In development in v2.0 branch.

Permit novice users to interact with the model through a graphical interface. Advanced users would use a command line interface (especially for parallel execution). An early prototype has been started (layout, limited functionality), but requires substantial work to become suitable for widespread use.

• Merging and upgrading of existing two configuration user interfaces to single interface;
• User selects advanced/basic configuration interface at run time;
• User Interface can optionally remain open during simulation execution;
• If user chooses to keep interface open during execution, two progress bars shown – one for overall progress and one for the executing module;
• Explore possibility of using map interface to define domains (e.g. see WRF Domain Wizard http://esrl.noaa.gov/gsd/wrfportal/DomainWizard.html). This remains a low-priority requirement;

The existing landfall decay model is based on US data, where topography is not a significant factor. In Australia, there are significantly different landscapes in the major landfalling areas – flat deserts, savannah lowlands and rainforest-covered mountain ranges. Because of these varying conditions, TCs weaken at different rates across the country. An updated landfall decay model will improve the performance of the model in simulating decaying TCs following landfall, where TC risks are realised. Because of the introduced reliance on datasets such as a DEM or land cover, it may be necessary to package low resolution but global datasets that can be used by TCRM.

• Landfall decay model is based on statistical relationship to land characteristics (e.g. elevation, slope, land cover);
• Model provides statistically verifiable improvements over existing model;
• Model tested in basin other than Australia;

• In absence of required data, TCRM defaults to existing landfall model;

• February 2014: Initial review of existing models started
• August 2014: Analysis of observations inconclusive on generic parameters for entire domain (spatially varying parameters for the model). Basic form of the model is acceptable, parameters modified to balance across Australian region.

Existing version of TCRM has been compiled into a single binary installer package to simplify installation of the model on Windows platforms. This was done to make installation easier for novice users (i.e. no need to install Python and associated packages.

• Upgrade of the Windows installer package for new code release;
• Must be tested on XP & Windows 7 platforms;

• February 2014: Under testing
• August 2014: Postponed due to lack of resources – installation instructions and requirements.txt file added to repository (for use with ‘pip’ to assist with installing dependencies).

The Hazard and Risk Infrastructure and Advice Section, Community Safety and Earth Monitoring Division, is developing a software tool to enable users to analyse the impacts of natural hazards, called HazImp. To enable TCRM to evaluate impacts in a seamless manner, the interface between the two systems needs to be designed and built.

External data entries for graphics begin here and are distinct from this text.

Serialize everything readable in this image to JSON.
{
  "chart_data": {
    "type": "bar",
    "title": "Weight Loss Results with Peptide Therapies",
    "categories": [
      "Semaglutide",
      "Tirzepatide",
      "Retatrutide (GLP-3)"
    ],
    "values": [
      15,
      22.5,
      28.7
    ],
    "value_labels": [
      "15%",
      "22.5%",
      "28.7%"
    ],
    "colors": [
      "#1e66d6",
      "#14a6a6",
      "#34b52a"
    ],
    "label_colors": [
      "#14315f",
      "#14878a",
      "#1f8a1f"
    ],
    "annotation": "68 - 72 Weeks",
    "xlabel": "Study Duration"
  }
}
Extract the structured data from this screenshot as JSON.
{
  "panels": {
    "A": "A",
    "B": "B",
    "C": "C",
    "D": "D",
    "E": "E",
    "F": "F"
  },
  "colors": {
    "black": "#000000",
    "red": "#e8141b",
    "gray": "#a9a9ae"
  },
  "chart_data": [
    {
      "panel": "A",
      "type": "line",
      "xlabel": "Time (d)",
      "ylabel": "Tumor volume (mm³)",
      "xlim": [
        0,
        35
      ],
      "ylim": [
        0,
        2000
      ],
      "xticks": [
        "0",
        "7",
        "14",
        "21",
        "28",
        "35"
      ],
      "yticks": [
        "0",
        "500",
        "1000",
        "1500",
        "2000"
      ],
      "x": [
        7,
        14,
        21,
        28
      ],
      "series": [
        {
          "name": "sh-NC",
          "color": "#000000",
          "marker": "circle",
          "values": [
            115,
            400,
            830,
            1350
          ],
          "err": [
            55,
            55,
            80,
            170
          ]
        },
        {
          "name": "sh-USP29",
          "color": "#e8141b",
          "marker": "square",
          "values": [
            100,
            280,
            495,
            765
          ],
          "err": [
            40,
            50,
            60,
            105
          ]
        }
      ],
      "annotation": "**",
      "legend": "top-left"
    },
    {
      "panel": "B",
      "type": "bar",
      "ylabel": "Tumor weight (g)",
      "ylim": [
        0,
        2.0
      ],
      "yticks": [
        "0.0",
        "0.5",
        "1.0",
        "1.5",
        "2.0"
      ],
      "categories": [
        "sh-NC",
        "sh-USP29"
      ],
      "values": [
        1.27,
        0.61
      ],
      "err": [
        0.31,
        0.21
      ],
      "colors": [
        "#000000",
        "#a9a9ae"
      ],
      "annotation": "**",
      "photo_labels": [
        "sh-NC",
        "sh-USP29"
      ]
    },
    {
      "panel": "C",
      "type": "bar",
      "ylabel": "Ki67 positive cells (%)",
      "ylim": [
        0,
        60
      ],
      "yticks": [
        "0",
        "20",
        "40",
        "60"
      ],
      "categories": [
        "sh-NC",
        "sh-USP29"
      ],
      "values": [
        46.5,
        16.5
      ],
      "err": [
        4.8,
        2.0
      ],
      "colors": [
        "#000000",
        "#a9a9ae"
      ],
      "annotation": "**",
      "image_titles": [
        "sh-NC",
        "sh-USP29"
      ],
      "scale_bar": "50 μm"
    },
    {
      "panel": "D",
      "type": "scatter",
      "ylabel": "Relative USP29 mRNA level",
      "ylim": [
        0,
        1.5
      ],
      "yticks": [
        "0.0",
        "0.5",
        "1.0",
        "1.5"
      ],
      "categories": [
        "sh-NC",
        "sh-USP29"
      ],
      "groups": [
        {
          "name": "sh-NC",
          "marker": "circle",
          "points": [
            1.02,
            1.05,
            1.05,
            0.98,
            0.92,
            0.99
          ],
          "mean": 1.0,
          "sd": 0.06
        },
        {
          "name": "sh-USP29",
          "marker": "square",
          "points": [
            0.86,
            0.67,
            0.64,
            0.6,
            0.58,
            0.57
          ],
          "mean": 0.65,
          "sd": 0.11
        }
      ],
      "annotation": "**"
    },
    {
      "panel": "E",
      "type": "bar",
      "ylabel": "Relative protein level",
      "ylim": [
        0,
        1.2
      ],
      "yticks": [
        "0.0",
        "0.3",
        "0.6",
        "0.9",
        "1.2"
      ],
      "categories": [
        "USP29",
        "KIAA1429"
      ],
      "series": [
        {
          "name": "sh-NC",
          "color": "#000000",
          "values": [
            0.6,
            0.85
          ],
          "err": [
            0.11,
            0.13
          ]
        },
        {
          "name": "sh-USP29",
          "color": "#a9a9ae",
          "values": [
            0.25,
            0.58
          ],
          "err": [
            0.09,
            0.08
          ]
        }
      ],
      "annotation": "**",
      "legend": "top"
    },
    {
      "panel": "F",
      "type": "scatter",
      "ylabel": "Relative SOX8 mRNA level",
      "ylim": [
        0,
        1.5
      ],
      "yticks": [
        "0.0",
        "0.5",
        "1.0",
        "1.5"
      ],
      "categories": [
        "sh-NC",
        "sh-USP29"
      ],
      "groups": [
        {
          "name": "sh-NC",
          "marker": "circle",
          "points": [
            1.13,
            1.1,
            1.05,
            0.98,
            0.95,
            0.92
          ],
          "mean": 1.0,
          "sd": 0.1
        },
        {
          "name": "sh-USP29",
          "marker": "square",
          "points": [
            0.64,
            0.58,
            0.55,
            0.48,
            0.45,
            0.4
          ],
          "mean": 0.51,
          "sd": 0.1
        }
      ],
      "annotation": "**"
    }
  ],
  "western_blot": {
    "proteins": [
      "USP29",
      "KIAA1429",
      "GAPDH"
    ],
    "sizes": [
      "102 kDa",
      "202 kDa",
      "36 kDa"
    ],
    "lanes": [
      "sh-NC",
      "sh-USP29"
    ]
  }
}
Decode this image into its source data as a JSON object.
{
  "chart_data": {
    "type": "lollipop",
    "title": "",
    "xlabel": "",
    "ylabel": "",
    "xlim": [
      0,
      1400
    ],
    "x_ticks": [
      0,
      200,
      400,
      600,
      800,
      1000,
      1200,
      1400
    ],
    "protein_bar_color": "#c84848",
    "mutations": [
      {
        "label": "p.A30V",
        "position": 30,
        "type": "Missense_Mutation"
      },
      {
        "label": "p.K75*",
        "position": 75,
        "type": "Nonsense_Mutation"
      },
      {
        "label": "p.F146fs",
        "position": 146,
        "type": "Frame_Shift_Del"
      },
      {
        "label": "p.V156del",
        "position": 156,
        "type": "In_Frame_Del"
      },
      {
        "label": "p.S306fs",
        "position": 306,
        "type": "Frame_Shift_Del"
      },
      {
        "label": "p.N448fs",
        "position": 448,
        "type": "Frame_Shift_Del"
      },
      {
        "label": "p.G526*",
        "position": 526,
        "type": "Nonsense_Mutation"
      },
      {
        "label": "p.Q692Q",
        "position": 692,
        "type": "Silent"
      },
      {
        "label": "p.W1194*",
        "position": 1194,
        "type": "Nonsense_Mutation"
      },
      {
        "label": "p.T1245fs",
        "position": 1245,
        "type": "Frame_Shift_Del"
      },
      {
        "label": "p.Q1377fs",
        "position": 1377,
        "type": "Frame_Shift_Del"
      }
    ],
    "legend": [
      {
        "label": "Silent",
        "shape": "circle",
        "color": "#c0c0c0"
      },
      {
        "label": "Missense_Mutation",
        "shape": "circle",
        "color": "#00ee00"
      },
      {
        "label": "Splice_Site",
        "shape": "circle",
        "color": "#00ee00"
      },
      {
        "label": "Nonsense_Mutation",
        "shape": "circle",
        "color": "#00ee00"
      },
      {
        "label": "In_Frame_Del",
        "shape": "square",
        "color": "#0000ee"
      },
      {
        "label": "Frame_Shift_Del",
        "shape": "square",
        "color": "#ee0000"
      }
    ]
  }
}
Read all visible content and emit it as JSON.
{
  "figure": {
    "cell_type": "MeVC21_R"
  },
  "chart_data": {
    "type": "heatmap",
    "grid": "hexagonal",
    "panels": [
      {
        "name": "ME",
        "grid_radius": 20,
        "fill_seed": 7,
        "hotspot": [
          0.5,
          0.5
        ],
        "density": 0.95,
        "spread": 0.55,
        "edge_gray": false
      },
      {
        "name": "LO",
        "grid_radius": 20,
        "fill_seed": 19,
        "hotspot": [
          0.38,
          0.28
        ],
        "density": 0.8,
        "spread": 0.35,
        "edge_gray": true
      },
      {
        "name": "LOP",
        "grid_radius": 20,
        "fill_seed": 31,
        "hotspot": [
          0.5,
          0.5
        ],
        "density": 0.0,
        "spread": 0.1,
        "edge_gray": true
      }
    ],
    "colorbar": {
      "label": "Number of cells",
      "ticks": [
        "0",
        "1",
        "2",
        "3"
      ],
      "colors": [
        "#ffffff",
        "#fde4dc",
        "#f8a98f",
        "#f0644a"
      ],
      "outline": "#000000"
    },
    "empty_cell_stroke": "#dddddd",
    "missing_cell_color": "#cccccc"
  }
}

• TCRM can import HazImp at run-time, as per user configuration;
• TCRM passes appropriately formatted information to HazImp;
• TCRM can receive appropriately formatted information back from HazImp;
• TCRM can store the information generated by HazImp, keyed by the event serial number to allow post-processing and analysis;

One of the most complex aspects of modelling TC behaviour is when they enter the mid-latitudes and begin transitioning from a (approximately) symmetrical tropical system to a baroclinic, asymmetrical subtropical weather system. This is a major consideration, as the west coast of Australia is often impacted by these transitioning storms, and maintaining stochastic storms as purely tropical will lead to over-estimation of hazard in these regions.

When a simulation is executed, the model should generate a database of events, tracks & hazard to map the event details to stations within the model domain. Easiest would be to use a sqlite database, as this is part of the standard library and can be created on the fly (see https://docs/python.org/2/library/sqlite3.html). This would allow easier generation of figures, and also allow for identifying an event that meets specified return period thresholds. The tables to be included are:

• tblStations: holds details of the stations within the model domain. This could feasibly be shipped with the code, rather than generated at simulation time. Fields: stnId, stnName, stnLon, stnLat, stnElevation, stnCountry, stnWMO
• tblEvents: holds details of the events generated. Fields: eventId, eventFile, eventTrackFile, eventMaxWind, eventMinPressure
• tblStationEvents: Holds details of the station-specific event outcomes. Fields: stnId, eventId, stnMaxWind, stnEastWind, stnNorthWind, stnMinPressure
• tblHazard: holds details of the hazard data at stations. Fields: stnId, returnPeriod, stnHazard, stnHazardUpper, stnHazardLower, stnLocation, stnScale, stnShape
• tblTracks: holds details of the relationship between stations and tracks (mainly details at closest point of approach). Fields: stnId, eventId, eventTrackFile, distClosest, prsClosest, dtClosest .

These structures are indicative only. This is being developed in the v2.0 branch.

Currently TCRM assumes the Earth’s surface is flat and featureless. However, landscape strongly influences wind speed – buildings, trees, water bodies and topography greatly reduce or enhance local wind speeds. To accurately represent the winds impacting buildings and infrastructure elements, these local effects must be incorporated. The current approach is to include these effects in an offline process, where the local effects are pre-calculated and stored as site-exposure multipliers.

• Site-exposure multiplier datasets available for ingestion: http://dapds00.nci.org.au/thredds/catalog/fj6/multipliers/catalog.html;
• Where data is not available, TCRM defaults to constant value;
• Multipliers are selected based on direction of wind at each grid point;
• Resolution of wind fields will be at resolution of multipliers;
• Wind field calculations will need to be transformed to projected coordinate system, or multipliers projected to a geographic coordinate system;